= QuickStart =

QuickStart is a loading method used by several different software applications, designed to speed up the loading time of their software. Some load the core files and libraries during computer startup and allow the applications to start more quickly when selected later. QuickStarters typically place an icon in the System Tray. When the full application needs to be loaded, the base components are already in RAM, which significantly reduces load time.

QuickStarters are controversial because they use up RAM even when the application is not open. For this reason, QuickStarters can actually decrease performance as a whole. For example, if six applications load a QuickStarter into the System Tray at 50 megabytes per piece, that is 300 megabytes of RAM that could otherwise be used for working applications. If the user only has 256 megabytes of RAM, this will cause running applications to page to virtual memory and drastically reduce performance. On the other hand, if the user has one gigabyte of RAM, running applications will probably not be paged, and load times for QuickStart applications will be reduced (resulting in higher overall performance). The point from where the user powers on the system and when the system is ready for use will be delayed, as the system must incur a performance penalty in the form of reading the QuickStart applications from the hard drive and additional CPU processing and sub-system usage as the QuickStart application is loaded into memory.

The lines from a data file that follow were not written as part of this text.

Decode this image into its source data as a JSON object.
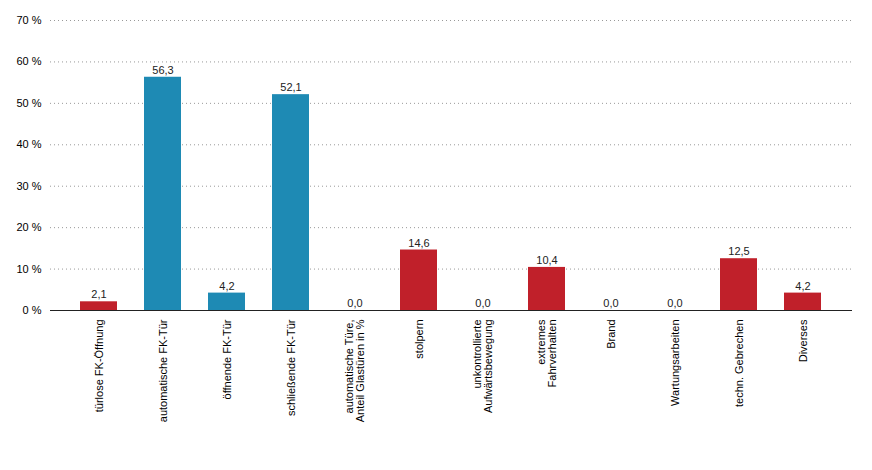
{
  "chart_data": {
    "type": "bar",
    "categories": [
      "türlose FK-Öffnung",
      "automatische FK-Tür",
      "öffnende FK-Tür",
      "schließende FK-Tür",
      "automatische Türe,\nAnteil Glastüren in %",
      "stolpern",
      "unkontrollierte\nAufwärtsbewegung",
      "extremes\nFahrverhalten",
      "Brand",
      "Wartungsarbeiten",
      "techn. Gebrechen",
      "Diverses"
    ],
    "values": [
      2.1,
      56.3,
      4.2,
      52.1,
      0.0,
      14.6,
      0.0,
      10.4,
      0.0,
      0.0,
      12.5,
      4.2
    ],
    "value_labels": [
      "2,1",
      "56,3",
      "4,2",
      "52,1",
      "0,0",
      "14,6",
      "0,0",
      "10,4",
      "0,0",
      "0,0",
      "12,5",
      "4,2"
    ],
    "colors": [
      "#c0202a",
      "#1e8ab4",
      "#1e8ab4",
      "#1e8ab4",
      "#1e8ab4",
      "#c0202a",
      "#c0202a",
      "#c0202a",
      "#c0202a",
      "#c0202a",
      "#c0202a",
      "#c0202a"
    ],
    "ylim": [
      0,
      70
    ],
    "yticks": [
      {
        "value": 0,
        "label": "0 %"
      },
      {
        "value": 10,
        "label": "10 %"
      },
      {
        "value": 20,
        "label": "20 %"
      },
      {
        "value": 30,
        "label": "30 %"
      },
      {
        "value": 40,
        "label": "40 %"
      },
      {
        "value": 50,
        "label": "50 %"
      },
      {
        "value": 60,
        "label": "60 %"
      },
      {
        "value": 70,
        "label": "70 %"
      }
    ],
    "grid": true,
    "data_labels": true
  }
}
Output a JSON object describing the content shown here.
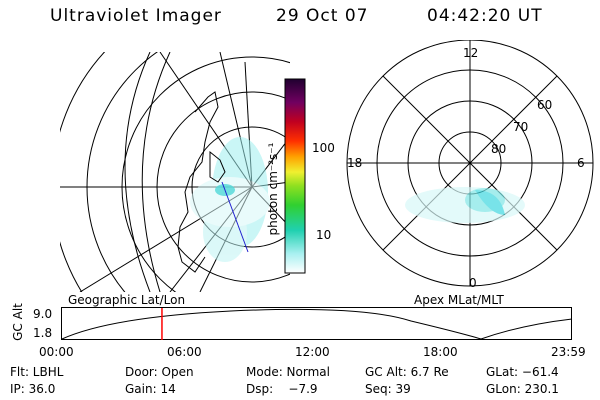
{
  "header": {
    "instrument": "Ultraviolet Imager",
    "date": "29 Oct 07",
    "time": "04:42:20 UT"
  },
  "colorbar": {
    "label": "photon cm⁻²s⁻¹",
    "ticks": [
      "100",
      "10"
    ]
  },
  "polar_plot": {
    "mlt_labels": {
      "top": "12",
      "left": "18",
      "right": "6",
      "bottom": "0"
    },
    "lat_labels": [
      "60",
      "70",
      "80"
    ]
  },
  "panel_labels": {
    "left": "Geographic Lat/Lon",
    "right": "Apex MLat/MLT"
  },
  "altitude_plot": {
    "ylabel": "GC Alt",
    "y_ticks": [
      "9.0",
      "1.8"
    ],
    "x_ticks": [
      "00:00",
      "06:00",
      "12:00",
      "18:00",
      "23:59"
    ],
    "marker_time_fraction": 0.196
  },
  "info": {
    "row1": {
      "flt": "Flt: LBHL",
      "door": "Door: Open",
      "mode": "Mode: Normal",
      "gcalt": "GC Alt: 6.7 Re",
      "glat": "GLat: −61.4"
    },
    "row2": {
      "ip": "IP: 36.0",
      "gain": "Gain: 14",
      "dsp": "Dsp:    −7.9",
      "seq": "Seq: 39",
      "glon": "GLon: 230.1"
    }
  },
  "colors": {
    "glow": "#7fe6e6",
    "marker": "#ff0000"
  }
}
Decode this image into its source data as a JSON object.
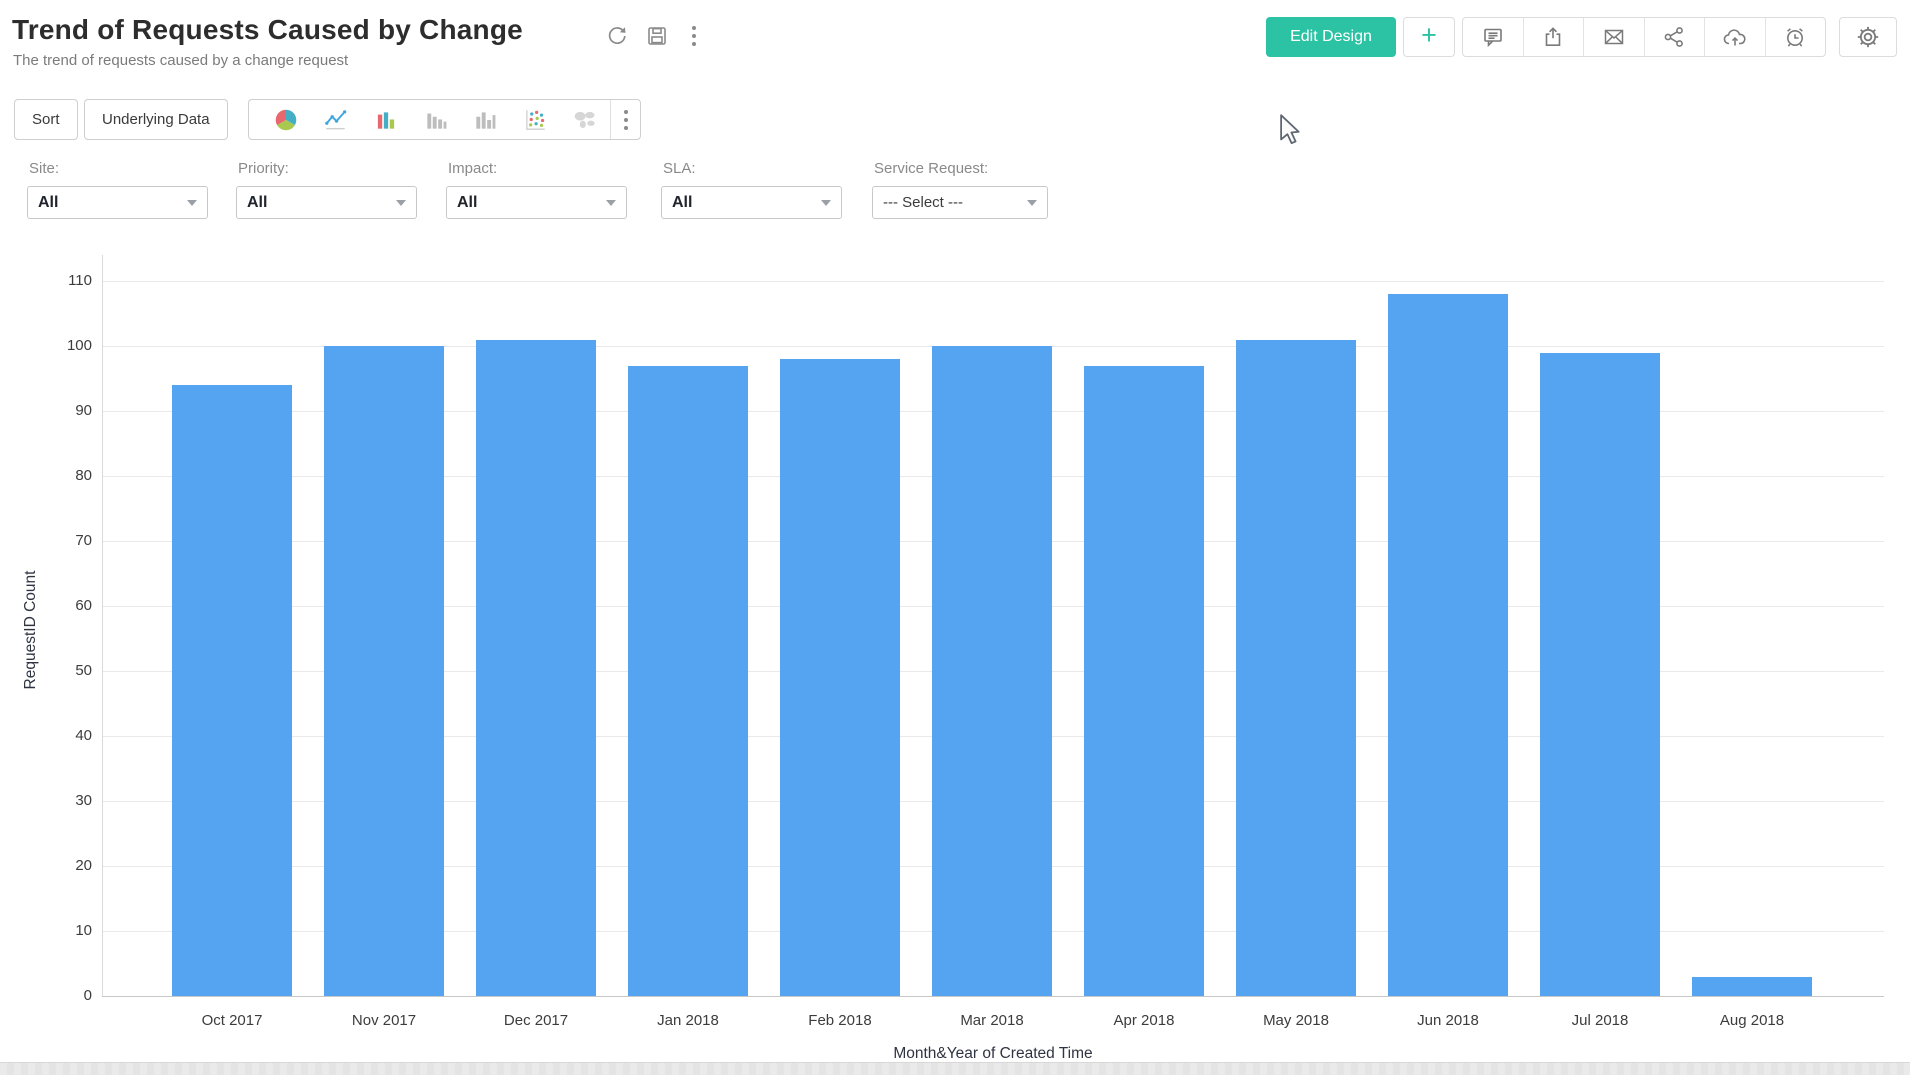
{
  "header": {
    "title": "Trend of Requests Caused by Change",
    "subtitle": "The trend of requests caused by a change request",
    "tools": [
      "refresh-icon",
      "save-icon",
      "more-options-icon"
    ]
  },
  "actions": {
    "edit_design": "Edit Design",
    "add": "+",
    "icon_buttons": [
      "comment-icon",
      "export-icon",
      "email-icon",
      "share-icon",
      "cloud-upload-icon",
      "alarm-clock-icon",
      "gear-icon"
    ]
  },
  "toolbar": {
    "sort": "Sort",
    "underlying_data": "Underlying Data",
    "chart_types": [
      "pie-chart-icon",
      "line-chart-icon",
      "bar-chart-color-icon",
      "bar-chart-gray-icon",
      "bar-chart-mixed-icon",
      "scatter-plot-icon",
      "map-chart-icon"
    ],
    "more": "more-chart-options-icon"
  },
  "filters": [
    {
      "label": "Site:",
      "value": "All"
    },
    {
      "label": "Priority:",
      "value": "All"
    },
    {
      "label": "Impact:",
      "value": "All"
    },
    {
      "label": "SLA:",
      "value": "All"
    },
    {
      "label": "Service Request:",
      "value": "--- Select ---"
    }
  ],
  "chart_data": {
    "type": "bar",
    "title": "Trend of Requests Caused by Change",
    "categories": [
      "Oct 2017",
      "Nov 2017",
      "Dec 2017",
      "Jan 2018",
      "Feb 2018",
      "Mar 2018",
      "Apr 2018",
      "May 2018",
      "Jun 2018",
      "Jul 2018",
      "Aug 2018"
    ],
    "values": [
      94,
      100,
      101,
      97,
      98,
      100,
      97,
      101,
      108,
      99,
      3
    ],
    "xlabel": "Month&Year of Created Time",
    "ylabel": "RequestID Count",
    "ylim": [
      0,
      110
    ],
    "ytick_step": 10,
    "grid": true,
    "legend": false,
    "bar_color": "#55a4f1"
  },
  "colors": {
    "accent_teal": "#2cc3a5",
    "bar_blue": "#55a4f1",
    "icon_gray": "#7a7a7a"
  }
}
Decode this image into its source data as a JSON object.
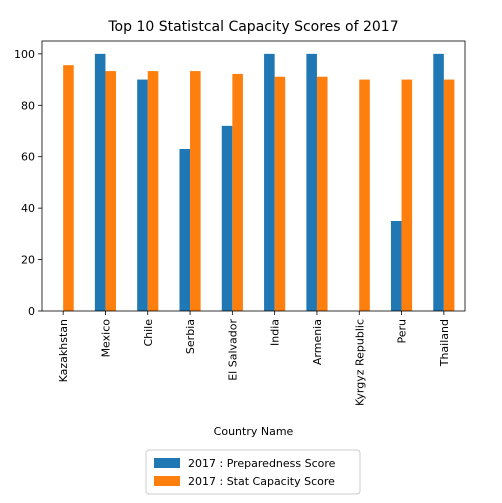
{
  "chart_data": {
    "type": "bar",
    "title": "Top 10 Statistcal Capacity Scores of 2017",
    "xlabel": "Country Name",
    "ylabel": "",
    "ylim": [
      0,
      105
    ],
    "yticks": [
      0,
      20,
      40,
      60,
      80,
      100
    ],
    "categories": [
      "Kazakhstan",
      "Mexico",
      "Chile",
      "Serbia",
      "El Salvador",
      "India",
      "Armenia",
      "Kyrgyz Republic",
      "Peru",
      "Thailand"
    ],
    "series": [
      {
        "name": "2017 : Preparedness Score",
        "color": "#1f77b4",
        "values": [
          null,
          100,
          90,
          63,
          72,
          100,
          100,
          null,
          35,
          100
        ]
      },
      {
        "name": "2017 : Stat Capacity Score",
        "color": "#ff7f0e",
        "values": [
          95.6,
          93.3,
          93.3,
          93.3,
          92.2,
          91.1,
          91.1,
          90.0,
          90.0,
          90.0
        ]
      }
    ],
    "legend_position": "below-center",
    "grid": false
  }
}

The following are examples of applications which use the QuickStart method:
- Adobe Acrobat, Adobe Reader and Acrobat 3D, though these do not load the programs into memory (since version 7.0) (reader_sl.exe, adobearm.exe)
- Java Runtime (jqs.exe)
- The Microsoft Office Suite (OSA.exe)
- The OpenOffice.org Suite
- Apple QuickTime and iTunes (QTTask.exe, iTunesHelper.exe)
- Winamp Music Player

QuickStarters are a workaround for the poor performance of hard disk drives (HDDs) which have traditionally been the standard for desktop computers. Solid-state drives (SSDs) have lower latency and faster seek times than HDDs, so there is less need for QuickStarters on SSDs. SSD are slowly becoming more popular on certain types of computers.

== In a business setting ==
In a business setting, a quickstart can also be an informal, often short description of how to accomplish some specific task. It is generally meant to help non-experts, leave out details that are only important to experts, and may also be greatly simplified from an overall discussion of the topic.